Thursday June 18, 2026 2:30pm - 3:30pm PDT
North Ballroom

2:30pm PDT

Measure What Matters: A Workshop on Developing Rubrics for Journal Evaluation and Growth
Thursday June 18, 2026 2:30pm - 3:30pm PDT
Library publishers often exist in a liminal space between “technical host” and “strategic publisher.” For years, eScholarship operated largely in the former category – providing platforming for important niche scholarship but lacking the mechanisms to encourage adoption of professional standards. We now recognize that this passive model was ultimately a disservice to our editors, authors, and readers: without adhering to transparent, community-established standards, journals risk being less discoverable, less relevant, and less likely to achieve sustainable funding.
To bridge this gap, eScholarship has, in the past several years, pivoted to a proactive, standards-based approach. In 2025, drawing on the JPPS framework, DOAJ criteria, and COPE guidelines, we developed a suite of evaluation rubrics to assess new journal proposals, audit existing journals, and measure the overall health of our own publishing program. These tools have allowed us to replace subjective “gut feeling” decision-making with more objective, transparent, and equitable processes, ensuring our limited resources are invested where they make the most impact.
This session offers a replicable framework for similarly professionalizing library publishing portfolios. After presenting our methodology and results, we will review the 3 rubrics in detail before shifting to a hands-on workshop. Attendees will receive modifiable rubric templates and work in small, host-facilitated groups to discuss how adapting these standards to their own local contexts could move us collectively towards a shared model of quality and accountability in library-based publishing.

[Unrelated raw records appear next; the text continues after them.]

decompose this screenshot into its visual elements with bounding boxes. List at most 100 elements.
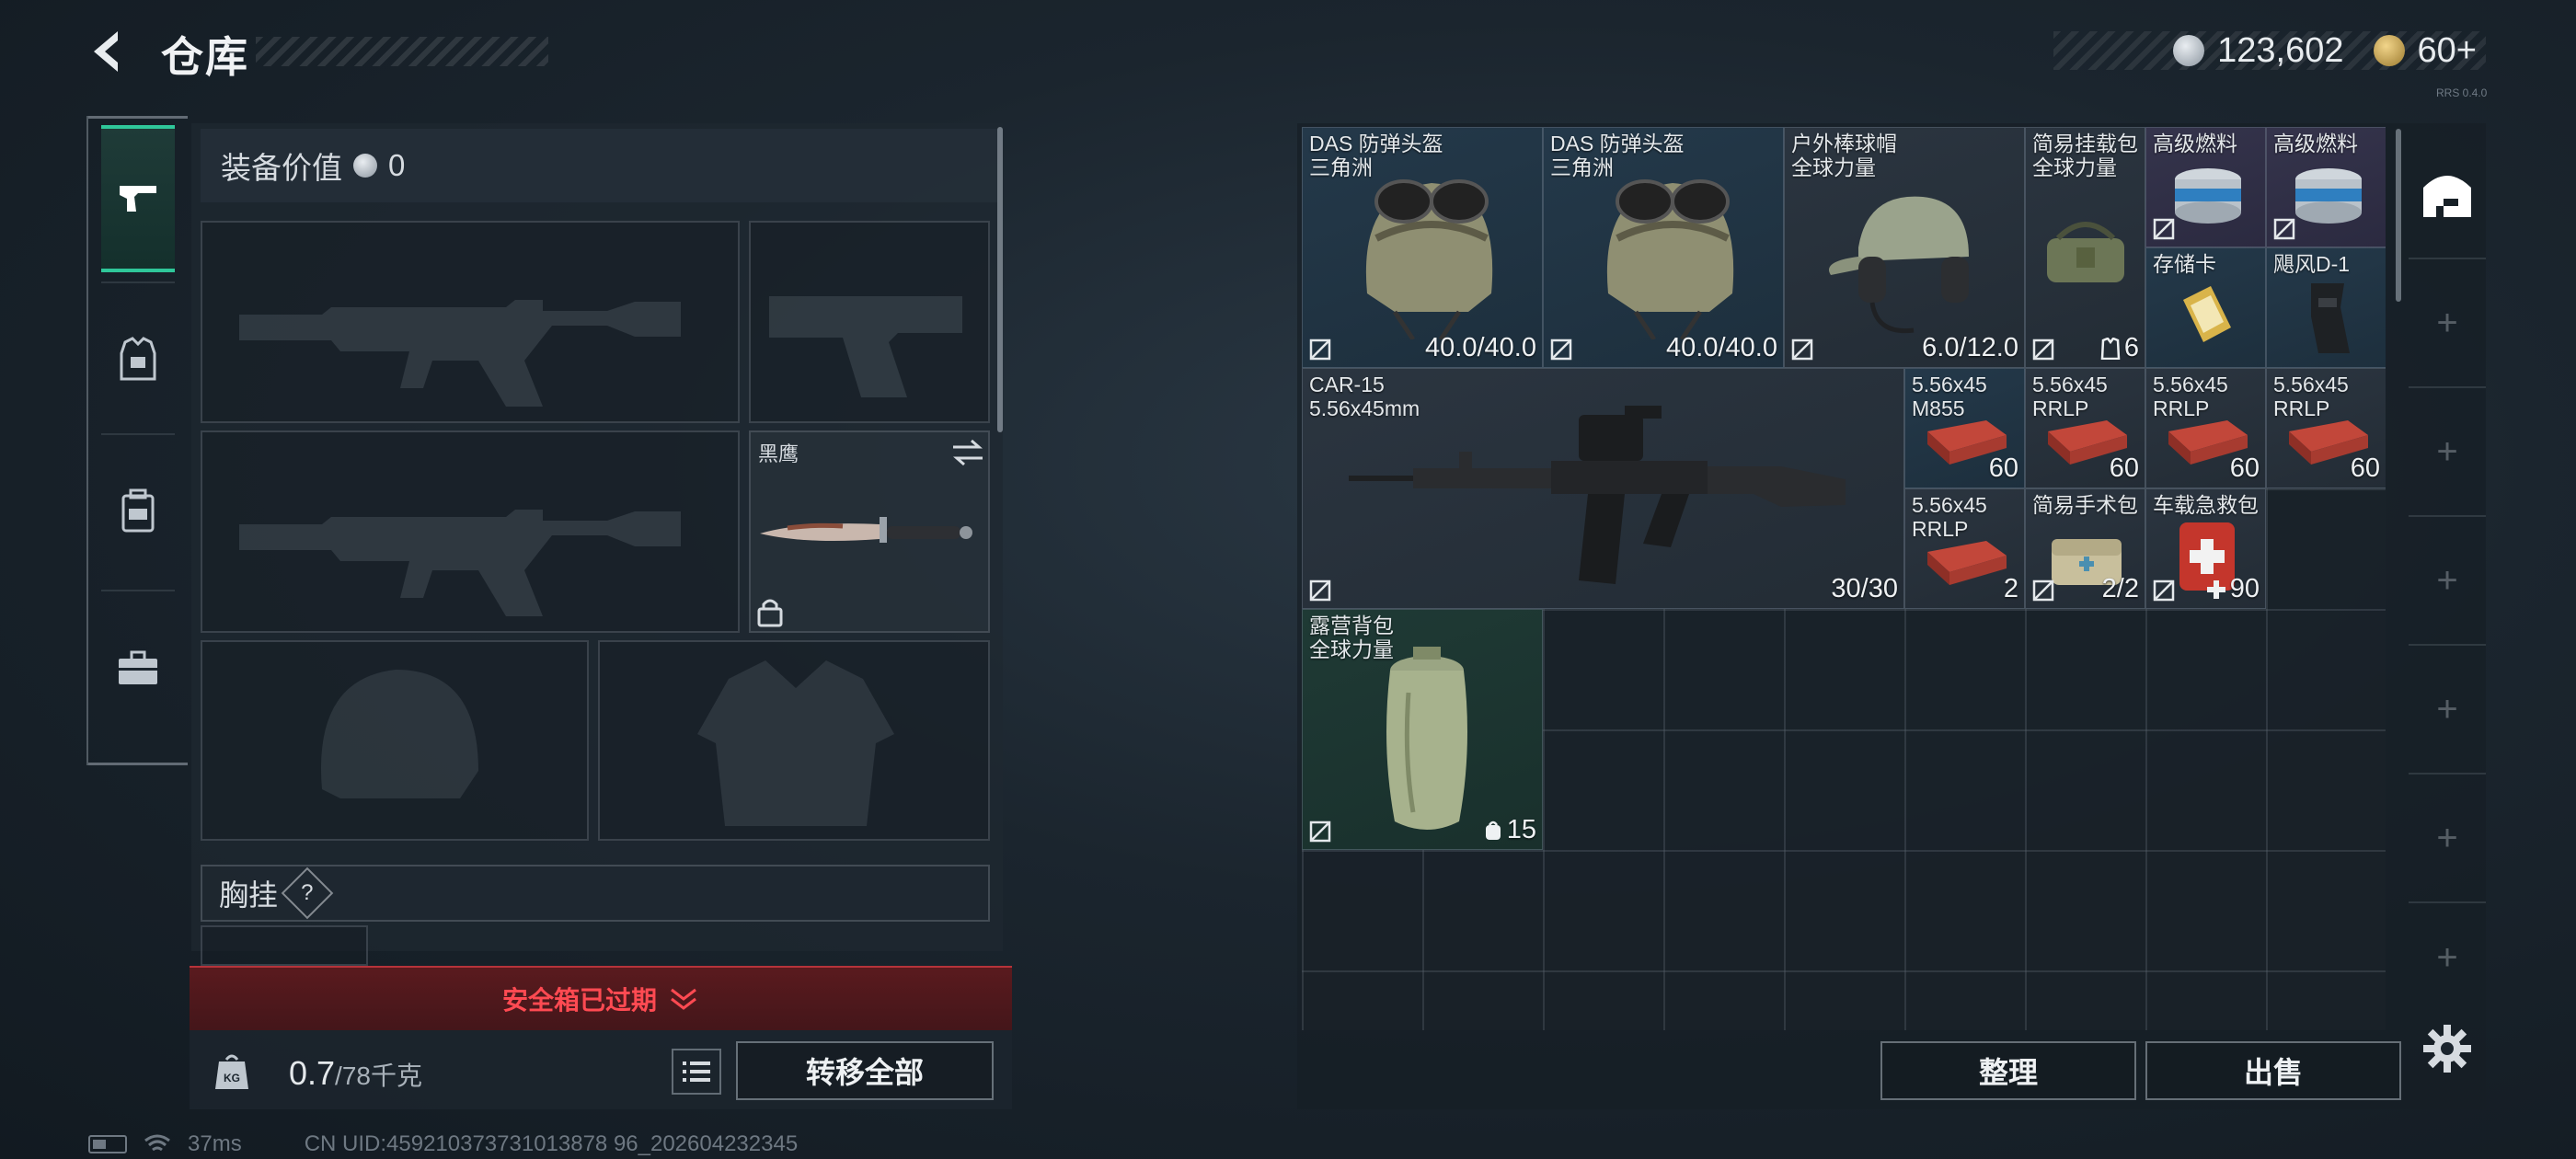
warehouse-scrollbar[interactable] <box>2396 129 2401 302</box>
item-premium-fuel[interactable]: 高级燃料 <box>2266 127 2386 247</box>
briefcase-icon <box>119 650 157 684</box>
item-ammo-556-m855[interactable]: 5.56x45 M855 60 <box>1904 368 2025 488</box>
item-sling-bag[interactable]: 简易挂载包 全球力量 6 <box>2025 127 2145 368</box>
helmet-slot[interactable] <box>201 640 589 841</box>
sell-button[interactable]: 出售 <box>2145 1041 2401 1100</box>
helmet-icon <box>1606 179 1734 339</box>
item-ammo-556-rrlp[interactable]: 5.56x45 RRLP 60 <box>2025 368 2145 488</box>
silver-coin-icon <box>353 154 377 178</box>
uid-text: CN UID:459210373731013878 96_20260423234… <box>304 1131 799 1156</box>
item-stack-count: 60 <box>2109 453 2139 483</box>
bag-icon <box>2047 222 2124 282</box>
item-camping-backpack[interactable]: 露营背包 全球力量 15 <box>1302 609 1543 850</box>
swap-icon[interactable] <box>949 436 986 469</box>
tag-icon <box>2153 218 2175 240</box>
equipment-value: 0 <box>388 148 406 182</box>
list-view-button[interactable] <box>672 1049 721 1095</box>
vest-mini-icon <box>2100 337 2121 360</box>
item-stack-count: 2 <box>2003 574 2018 603</box>
body-armor-slot[interactable] <box>598 640 990 841</box>
sidearm-slot[interactable] <box>749 221 990 423</box>
add-page-button[interactable]: + <box>2409 386 2486 515</box>
gold-amount[interactable]: 60+ <box>2418 31 2477 71</box>
tag-icon <box>2032 339 2054 361</box>
item-das-helmet[interactable]: DAS 防弹头盔 三角洲 40.0/40.0 <box>1302 127 1543 368</box>
chest-rig-header[interactable]: 胸挂 ? <box>201 865 990 922</box>
silver-coin-icon <box>2173 35 2205 66</box>
backpack-icon <box>121 488 155 533</box>
safe-box-expired-banner[interactable]: 安全箱已过期 <box>190 966 1012 1030</box>
settings-button[interactable] <box>2421 1023 2473 1074</box>
add-page-button[interactable]: + <box>2409 901 2486 1012</box>
carry-weight-current: 0.7 <box>289 1054 336 1092</box>
primary-weapon-slot[interactable] <box>201 221 740 423</box>
memory-card-icon <box>2183 286 2231 342</box>
vest-icon <box>120 337 156 381</box>
item-ammo-count: 30/30 <box>1831 574 1898 603</box>
item-baseball-cap[interactable]: 户外棒球帽 全球力量 6.0/12.0 <box>1784 127 2025 368</box>
item-ammo-556-rrlp[interactable]: 5.56x45 RRLP 60 <box>2266 368 2386 488</box>
gear-icon <box>2423 1025 2471 1073</box>
lock-icon <box>757 599 783 627</box>
item-durability: 40.0/40.0 <box>1425 333 1536 362</box>
rifle-icon <box>1349 406 1846 584</box>
item-stack-count: 60 <box>2350 453 2380 483</box>
add-page-button[interactable]: + <box>2409 773 2486 901</box>
chest-rig-slot[interactable] <box>201 925 368 966</box>
item-typhoon-d1[interactable]: 飓风D-1 <box>2266 247 2386 368</box>
item-premium-fuel[interactable]: 高级燃料 <box>2145 127 2266 247</box>
tag-icon <box>1309 339 1331 361</box>
tab-backpack[interactable] <box>101 438 175 585</box>
transfer-all-button[interactable]: 转移全部 <box>736 1041 994 1100</box>
equipment-value-row: 装备价值 0 <box>201 129 997 202</box>
sort-button[interactable]: 整理 <box>1880 1041 2136 1100</box>
currency-bar: 123,602 60+ <box>2053 31 2486 70</box>
tag-icon <box>1309 580 1331 602</box>
add-page-button[interactable]: + <box>2409 644 2486 773</box>
item-car15-rifle[interactable]: CAR-15 5.56x45mm 30/30 <box>1302 368 1904 609</box>
item-capacity: 15 <box>1483 815 1536 845</box>
category-tabs <box>86 116 188 765</box>
back-button[interactable] <box>85 26 136 77</box>
tab-warehouse-main[interactable] <box>2409 129 2486 258</box>
tab-case[interactable] <box>101 594 175 741</box>
battery-icon <box>88 1135 127 1153</box>
svg-text:KG: KG <box>224 1072 240 1084</box>
secondary-weapon-slot[interactable] <box>201 430 740 633</box>
warehouse-grid[interactable]: DAS 防弹头盔 三角洲 40.0/40.0 DAS 防弹头盔 三角洲 40.0… <box>1302 127 2386 1030</box>
chevron-down-icon <box>671 988 696 1010</box>
weight-icon: KG <box>202 1041 261 1100</box>
add-page-button[interactable]: + <box>2409 515 2486 644</box>
tag-icon <box>1309 820 1331 843</box>
version-text: RRS 0.4.0 <box>2436 86 2488 99</box>
item-stack-count: 60 <box>1988 453 2018 483</box>
tag-icon <box>1791 339 1813 361</box>
item-ammo-556-rrlp[interactable]: 5.56x45 RRLP 2 <box>1904 488 2025 609</box>
help-icon[interactable]: ? <box>281 866 334 920</box>
fuel-can-icon <box>2295 168 2362 224</box>
fuel-can-icon <box>2175 168 2241 224</box>
backpack-icon <box>1386 647 1467 830</box>
tab-armor[interactable] <box>101 286 175 433</box>
item-memory-card[interactable]: 存储卡 <box>2145 247 2266 368</box>
helmet-silhouette-icon <box>321 670 478 798</box>
plus-icon <box>2206 580 2225 599</box>
status-footer: 37ms CN UID:459210373731013878 96_202604… <box>88 1131 798 1157</box>
page-title: 仓库 <box>161 33 249 81</box>
item-ammo-556-rrlp[interactable]: 5.56x45 RRLP 60 <box>2145 368 2266 488</box>
carry-weight: 0.7/78千克 <box>289 1054 422 1093</box>
pistol-icon <box>120 186 156 212</box>
item-heal-amount: 90 <box>2206 574 2260 604</box>
tab-weapons[interactable] <box>101 125 175 272</box>
item-surgery-kit[interactable]: 简易手术包 2/2 <box>2025 488 2145 609</box>
equipment-scrollbar[interactable] <box>997 127 1003 432</box>
item-car-first-aid-kit[interactable]: 车载急救包 90 <box>2145 488 2266 609</box>
item-capacity: 6 <box>2100 333 2139 363</box>
cap-headset-icon <box>1829 196 1969 334</box>
add-page-button[interactable]: + <box>2409 258 2486 386</box>
rifle-silhouette-icon <box>239 510 681 616</box>
backpack-mini-icon <box>1485 820 1501 840</box>
melee-slot[interactable]: 黑鹰 <box>749 430 990 633</box>
pistol-silhouette-icon <box>769 296 962 397</box>
item-das-helmet[interactable]: DAS 防弹头盔 三角洲 40.0/40.0 <box>1543 127 1784 368</box>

Thursday June 18, 2026 2:30pm - 3:30pm PDT
HUB 250

3:45pm PDT

Bring Levity by Leveraging Zines and Hands-on Publishing
Thursday June 18, 2026 3:45pm - 4:45pm PDT
In an time of digital exhaustion, zines offer a tactile way to express ideas, foster creativity, and build community. This workshop invites participants to explore zines as versatile tools for teaching, publishing, and personal expression. Drawing on our experience using zines both professionally and personally, presenters will demonstrate how these DIY publications can complement formal publishing programs, enliven classroom activities, and serve as a medium for self-care and reflection.
Participants will participate in brainstorming exercises, create their own mini-zines, and discuss the logistics of zines in the classroom. Along the way, we will share practical strategies for integrating zines into academic and professional contexts—whether to showcase research, encourage student engagement, or cultivate inclusive spaces for dialogue. We will also highlight the role of zines in promoting wellness and levity, offering a creative outlet that balances the demands of scholarly and professional life.
By the end of the workshop, attendees will leave with a completed zine, actionable ideas for incorporating zines into their work, and a renewed appreciation for the power of low-tech publishing to inspire connection and creativity.